Junior is a computer chess program written by the Israeli programmers Amir Ban and Shai Bushinsky. Grandmaster Boris Alterman assisted, in particular with the opening book. Junior can take advantage of multiple processors, taking the name Deep Junior when competing this way in tournaments.

According to Bushinsky, one of the innovations of Junior over other chess programs is the way it counts moves. Junior counts orthodox, ordinary moves as two moves, while it counts interesting moves as only one move, or even less. In this way interesting variations are analyzed more meticulously than less promising lines. This seems to be a generalization of search extensions already used by other programs.

Another approach its designers claim to use is 'opponent modeling'; Junior might play moves that are not objectively the strongest but that exploit the weaknesses of the opponent. According to Don Dailey "It has some evaluation that can sting if it's in the right situation—that no other program has."

==Results==
In 2003 Deep Junior played a six-game match against Garry Kasparov, which resulted in a 3–3 tie.

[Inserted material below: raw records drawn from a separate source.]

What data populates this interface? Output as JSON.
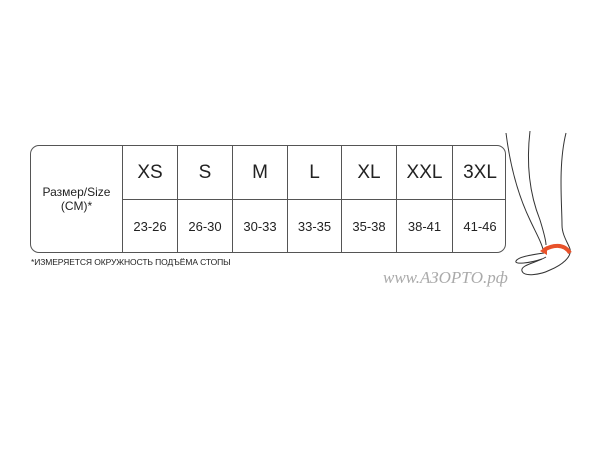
{
  "table": {
    "header_label_line1": "Размер/Size",
    "header_label_line2": "(CM)*",
    "sizes": [
      {
        "size": "XS",
        "range": "23-26"
      },
      {
        "size": "S",
        "range": "26-30"
      },
      {
        "size": "M",
        "range": "30-33"
      },
      {
        "size": "L",
        "range": "33-35"
      },
      {
        "size": "XL",
        "range": "35-38"
      },
      {
        "size": "XXL",
        "range": "38-41"
      },
      {
        "size": "3XL",
        "range": "41-46"
      }
    ]
  },
  "footnote": "*ИЗМЕРЯЕТСЯ ОКРУЖНОСТЬ ПОДЪЁМА СТОПЫ",
  "watermark": "www.АЗОРТО.рф",
  "colors": {
    "measure_arrow": "#e8522a",
    "border": "#555555"
  }
}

It won a 2006 rapid game against Teimour Radjabov.

In June 2007, Deep Junior won the "ultimate computer chess challenge" organized by FIDE, defeating Deep Fritz 4–2. These programs opted out of the World Computer Chess Championship, which was held at the same time and won by Rybka with a score of 10/11.

Junior won the World Microcomputer Chess Championship in 1997 and 2001 and the World Computer Chess Championship in 2002, 2004, 2006, 2009, 2011 and 2013; both organized by the International Computer Games Association.